Accueil / Dossiers / Pathologie rachidienne / Spondylolisthésis chez le sportif

Dossier : Pathologie rachidienne

Spondylolisthésis chez le sportif

Il convient de distinguer plusieurs populations en fonction de la période pubertaire. En effet, en période de croissance pubertaire une spondylolyse évolue fréquemment vers le spondylolisthésis avec habituellement glissement de la vertèbre L5 sur S1, et parfois instabilité douloureuse. Le médecin se trouve devant une alternative : soit arrêt des activités sportives, soit poursuite de cette activité sportive sous la protection d’une orthèse.

Conduite à tenir en fonction de l’âge

Avant le début de la croissance pubertaire, 11 ans chez les filles et 13 ans chez les garçons, l’indication du traitement orthopédique par orthèse repose sur deux facteurs :

  • l’angle lombo-sacré qui doit rester supérieur à 110° (Fig. 8) ;
  • l’existence de douleurs à l’effort, signant l’instabilité de la vertèbre atteinte.

En période de croissance pubertaire, le risque évolutif du glissement est majeur. Deux stratégies sont possibles : soit l’arrêt du sport, soit la poursuite du sport avec protection systématique par orthèse deux heures après la pratique du sport et la nuit.
Cette seconde option permet le maintien d’une musculature qui est un élément fondamental de la stabilité à l’âge adulte. Tous les enfants traités selon ce protocole ont pu poursuivre le sport et nous n’avons pas constaté d’aggravation du spondylolisthésis.
Chez le grand adolescent ou à l’âge adulte, il est recommandé :

  • un traitement par rééducation pour maintien d’une musculature de protection ;
  • le port d’une orthèse après les activités sportives intenses ;
  • une contre-indication sportive des sports de contact, des sports de saut, des sports à risque de chute en cas d’atteinte neurologique.

Figure 8 – Angle lombo-sacré supérieur à 110°.

Contre-indication professionnelle

L’existence d’une spondylolyse contre-indique certaines professions qui sont répertoriées dans les tableaux 98 et 99 des maladies professionnelles, notamment le professorat d’éducation physique, et des métiers à risque, comme infirmières.
Lorsque cela est possible, nous conseillons un métier en position assise. Il s’agit d’un problème médico-social important car la spondylolyse sans instabilité avec une musculature conservée présente peu de risque réel, en particulier si le traitement rééducatif ou orthopédique est observé.

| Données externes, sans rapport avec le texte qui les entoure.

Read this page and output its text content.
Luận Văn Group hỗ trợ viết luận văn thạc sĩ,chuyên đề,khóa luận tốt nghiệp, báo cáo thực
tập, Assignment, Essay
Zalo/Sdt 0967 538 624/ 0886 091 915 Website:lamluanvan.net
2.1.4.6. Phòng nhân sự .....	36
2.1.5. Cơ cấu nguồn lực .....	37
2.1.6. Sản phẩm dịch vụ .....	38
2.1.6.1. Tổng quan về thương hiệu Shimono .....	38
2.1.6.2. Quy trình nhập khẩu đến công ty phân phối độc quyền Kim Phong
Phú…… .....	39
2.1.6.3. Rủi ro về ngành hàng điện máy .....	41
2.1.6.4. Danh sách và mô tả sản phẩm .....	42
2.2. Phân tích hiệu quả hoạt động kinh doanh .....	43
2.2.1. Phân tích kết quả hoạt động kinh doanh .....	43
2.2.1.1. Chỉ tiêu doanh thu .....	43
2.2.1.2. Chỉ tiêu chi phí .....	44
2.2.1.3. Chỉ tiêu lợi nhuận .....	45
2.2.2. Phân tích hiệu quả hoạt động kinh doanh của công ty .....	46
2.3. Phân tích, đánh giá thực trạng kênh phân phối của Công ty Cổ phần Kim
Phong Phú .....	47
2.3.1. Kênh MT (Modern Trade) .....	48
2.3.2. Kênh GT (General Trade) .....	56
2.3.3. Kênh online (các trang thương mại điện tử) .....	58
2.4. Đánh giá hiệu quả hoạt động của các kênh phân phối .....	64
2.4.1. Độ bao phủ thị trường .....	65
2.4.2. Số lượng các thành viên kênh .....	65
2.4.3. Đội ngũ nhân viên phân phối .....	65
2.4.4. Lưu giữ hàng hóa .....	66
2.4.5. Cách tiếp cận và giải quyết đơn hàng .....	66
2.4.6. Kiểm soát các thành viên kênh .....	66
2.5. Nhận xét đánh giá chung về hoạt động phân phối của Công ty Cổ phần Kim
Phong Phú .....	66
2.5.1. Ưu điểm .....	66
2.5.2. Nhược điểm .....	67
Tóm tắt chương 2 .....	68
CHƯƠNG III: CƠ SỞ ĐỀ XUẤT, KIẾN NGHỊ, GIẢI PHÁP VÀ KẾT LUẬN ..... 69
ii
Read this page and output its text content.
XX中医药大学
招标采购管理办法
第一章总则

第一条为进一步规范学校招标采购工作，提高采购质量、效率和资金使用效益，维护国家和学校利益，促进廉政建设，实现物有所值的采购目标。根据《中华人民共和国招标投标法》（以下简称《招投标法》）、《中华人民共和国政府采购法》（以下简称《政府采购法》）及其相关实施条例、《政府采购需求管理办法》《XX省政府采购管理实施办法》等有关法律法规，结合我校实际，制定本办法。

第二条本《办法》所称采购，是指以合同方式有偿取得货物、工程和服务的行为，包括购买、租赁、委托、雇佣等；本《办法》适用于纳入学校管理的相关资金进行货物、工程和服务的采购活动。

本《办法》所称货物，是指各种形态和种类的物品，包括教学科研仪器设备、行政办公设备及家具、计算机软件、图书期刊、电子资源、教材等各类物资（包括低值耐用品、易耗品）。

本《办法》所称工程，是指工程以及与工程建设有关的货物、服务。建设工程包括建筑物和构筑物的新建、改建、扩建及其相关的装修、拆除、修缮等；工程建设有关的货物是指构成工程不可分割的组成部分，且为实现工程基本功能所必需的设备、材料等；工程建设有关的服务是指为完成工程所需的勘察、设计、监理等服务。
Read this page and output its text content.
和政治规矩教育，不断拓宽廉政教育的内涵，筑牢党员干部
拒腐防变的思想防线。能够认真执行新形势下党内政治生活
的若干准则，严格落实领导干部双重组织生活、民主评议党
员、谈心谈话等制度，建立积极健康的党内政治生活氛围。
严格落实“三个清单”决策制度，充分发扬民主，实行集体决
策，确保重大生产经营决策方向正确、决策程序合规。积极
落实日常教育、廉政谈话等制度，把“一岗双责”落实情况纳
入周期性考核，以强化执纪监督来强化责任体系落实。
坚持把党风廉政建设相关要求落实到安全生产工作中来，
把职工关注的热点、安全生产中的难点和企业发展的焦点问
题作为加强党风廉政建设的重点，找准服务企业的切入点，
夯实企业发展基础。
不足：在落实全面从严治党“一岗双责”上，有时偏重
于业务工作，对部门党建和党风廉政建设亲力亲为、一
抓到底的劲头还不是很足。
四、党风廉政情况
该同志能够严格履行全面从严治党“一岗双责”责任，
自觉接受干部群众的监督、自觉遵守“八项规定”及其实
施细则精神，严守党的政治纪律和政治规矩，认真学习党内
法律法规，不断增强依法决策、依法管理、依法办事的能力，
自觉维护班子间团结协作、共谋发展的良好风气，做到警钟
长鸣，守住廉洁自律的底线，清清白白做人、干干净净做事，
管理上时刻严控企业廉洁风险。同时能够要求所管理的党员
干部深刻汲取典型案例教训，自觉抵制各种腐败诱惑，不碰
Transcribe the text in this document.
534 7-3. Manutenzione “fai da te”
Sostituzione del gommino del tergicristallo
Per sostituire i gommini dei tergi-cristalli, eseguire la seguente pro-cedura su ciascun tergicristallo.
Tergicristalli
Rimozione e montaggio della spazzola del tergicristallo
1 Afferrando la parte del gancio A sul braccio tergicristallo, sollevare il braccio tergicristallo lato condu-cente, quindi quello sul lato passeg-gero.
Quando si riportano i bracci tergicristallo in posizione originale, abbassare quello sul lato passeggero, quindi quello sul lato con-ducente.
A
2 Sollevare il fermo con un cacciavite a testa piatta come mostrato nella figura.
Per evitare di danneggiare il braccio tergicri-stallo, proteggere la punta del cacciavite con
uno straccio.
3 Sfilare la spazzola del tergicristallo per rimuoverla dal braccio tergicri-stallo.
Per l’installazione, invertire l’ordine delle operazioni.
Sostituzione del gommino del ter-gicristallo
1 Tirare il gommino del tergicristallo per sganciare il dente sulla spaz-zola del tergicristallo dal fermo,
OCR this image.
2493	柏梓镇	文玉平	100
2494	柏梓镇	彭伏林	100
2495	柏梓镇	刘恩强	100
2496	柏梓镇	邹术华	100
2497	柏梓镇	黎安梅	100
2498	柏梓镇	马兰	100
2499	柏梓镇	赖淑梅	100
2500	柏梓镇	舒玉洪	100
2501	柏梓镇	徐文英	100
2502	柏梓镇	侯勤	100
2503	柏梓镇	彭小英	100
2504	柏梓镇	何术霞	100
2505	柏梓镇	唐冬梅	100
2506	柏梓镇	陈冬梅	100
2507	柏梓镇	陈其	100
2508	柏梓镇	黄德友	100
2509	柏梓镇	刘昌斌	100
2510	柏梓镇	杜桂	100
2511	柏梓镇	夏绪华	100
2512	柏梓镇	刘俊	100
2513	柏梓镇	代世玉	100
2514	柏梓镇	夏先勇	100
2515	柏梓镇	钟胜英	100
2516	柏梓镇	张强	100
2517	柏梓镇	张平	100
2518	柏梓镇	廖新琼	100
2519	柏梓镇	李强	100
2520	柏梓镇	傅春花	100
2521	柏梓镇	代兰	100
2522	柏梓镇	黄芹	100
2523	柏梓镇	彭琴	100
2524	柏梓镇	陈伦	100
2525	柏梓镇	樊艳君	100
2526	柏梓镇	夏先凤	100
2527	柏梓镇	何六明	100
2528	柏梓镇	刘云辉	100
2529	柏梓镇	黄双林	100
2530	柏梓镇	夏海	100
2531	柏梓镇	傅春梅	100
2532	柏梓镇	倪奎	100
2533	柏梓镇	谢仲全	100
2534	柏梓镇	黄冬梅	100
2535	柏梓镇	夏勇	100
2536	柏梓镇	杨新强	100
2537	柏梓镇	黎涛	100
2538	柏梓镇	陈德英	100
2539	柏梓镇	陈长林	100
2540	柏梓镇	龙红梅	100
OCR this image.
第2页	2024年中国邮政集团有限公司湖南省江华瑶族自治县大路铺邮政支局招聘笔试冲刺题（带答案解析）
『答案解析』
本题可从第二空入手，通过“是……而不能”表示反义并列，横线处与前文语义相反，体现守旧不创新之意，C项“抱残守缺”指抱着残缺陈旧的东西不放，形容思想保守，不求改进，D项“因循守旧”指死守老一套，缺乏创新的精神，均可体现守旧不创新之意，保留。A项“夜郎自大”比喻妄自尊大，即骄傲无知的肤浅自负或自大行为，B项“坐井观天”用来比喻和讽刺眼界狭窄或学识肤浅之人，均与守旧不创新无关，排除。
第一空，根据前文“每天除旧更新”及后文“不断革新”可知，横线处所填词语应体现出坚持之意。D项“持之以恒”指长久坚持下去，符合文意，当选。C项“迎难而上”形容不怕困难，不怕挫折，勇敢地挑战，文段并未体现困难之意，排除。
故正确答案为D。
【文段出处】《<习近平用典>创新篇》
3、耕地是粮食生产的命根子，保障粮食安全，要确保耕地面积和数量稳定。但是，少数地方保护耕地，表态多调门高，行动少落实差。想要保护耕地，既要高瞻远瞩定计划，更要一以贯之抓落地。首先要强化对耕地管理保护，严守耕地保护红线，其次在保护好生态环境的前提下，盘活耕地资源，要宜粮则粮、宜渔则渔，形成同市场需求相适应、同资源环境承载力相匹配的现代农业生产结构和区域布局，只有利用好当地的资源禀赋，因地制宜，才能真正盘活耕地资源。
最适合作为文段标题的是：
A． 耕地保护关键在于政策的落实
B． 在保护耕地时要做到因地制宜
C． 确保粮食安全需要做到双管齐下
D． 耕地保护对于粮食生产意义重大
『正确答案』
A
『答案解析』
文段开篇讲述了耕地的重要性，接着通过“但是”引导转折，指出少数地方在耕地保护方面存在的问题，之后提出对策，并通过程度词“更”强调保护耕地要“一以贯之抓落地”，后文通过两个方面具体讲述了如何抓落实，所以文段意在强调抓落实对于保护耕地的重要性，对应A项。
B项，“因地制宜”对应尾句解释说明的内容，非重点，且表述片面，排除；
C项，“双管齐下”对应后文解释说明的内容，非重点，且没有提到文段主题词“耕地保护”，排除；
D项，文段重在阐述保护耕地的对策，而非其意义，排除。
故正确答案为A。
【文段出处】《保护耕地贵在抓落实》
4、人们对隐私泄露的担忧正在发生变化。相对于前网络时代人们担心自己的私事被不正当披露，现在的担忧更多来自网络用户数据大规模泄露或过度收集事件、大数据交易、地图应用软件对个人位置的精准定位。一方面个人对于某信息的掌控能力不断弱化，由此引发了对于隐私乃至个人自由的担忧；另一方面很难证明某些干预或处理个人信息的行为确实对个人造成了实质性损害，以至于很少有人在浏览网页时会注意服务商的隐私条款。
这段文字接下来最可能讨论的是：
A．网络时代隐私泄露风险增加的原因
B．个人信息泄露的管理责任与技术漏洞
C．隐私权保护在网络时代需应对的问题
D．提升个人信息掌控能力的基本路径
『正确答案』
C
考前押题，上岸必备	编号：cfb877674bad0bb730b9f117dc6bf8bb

En tout état de cause, il vaut mieux aborder la recherche d’un emploi avec une bonne musculature que d’interdire toute pratique sportive.

Bénéfices physiques et psychologiques de l’activité sportive

La spondylolyse est extrêmement fréquente chez les sportifs de haut niveau, comme les trapézistes par exemple. Le maintien d’une musculature antérieure et postérieure d’une excellente qualité permet de protéger du risque d’instabilité.
C’est l’arrêt de l’activité physique qui entraîne un handicap psychique et physique et non l’inverse. Le rôle du médecin est d’aider l’adolescent et de s’adapter à la pratique du sport.

Les risques de déstabilisation chez le sportif

Les risques de déstabilisation du rachis sont minimes pendant la pratique du sport, du fait de la stabilité active de la musculature. Certains sports très contraignants pour le rachis peuvent être réalisés avec une orthèse de maintien. C’est le cas de l’équitation, du ski, du tennis ou du golf. En effet, l’évolution des technologies ortho-prothétique permet d’avoir des orthèses en polyéthylène de 3 mm qui rendent la pratique de nombreux sports sans risque. Il est toutefois conseillé d’éviter les sport de sauts de plus de 50 cm, c’est-à-dire sauts en hauteur et en longueur, ainsi que le tremplin à ski, par exemple.

Quelle pratique sportive chez l’enfant ?

La pratique de tous les sports est possible. Lorsqu’il existe une hyperlordose, on modifiera le geste technique avec, par exemple, course en cycle postérieur (le tronc légèrement penché en avant) et en évitant les ponts arrière en gymnastique. Lorsque la morphostatique est normale, sans hyperlordose, la course sera autorisée en cycle antérieur.
Tous les sports en extension (basket, volley-ball) qui favorisent la trophicité musculaire et l’équilibre proprioceptif du rachis sont donc favorables.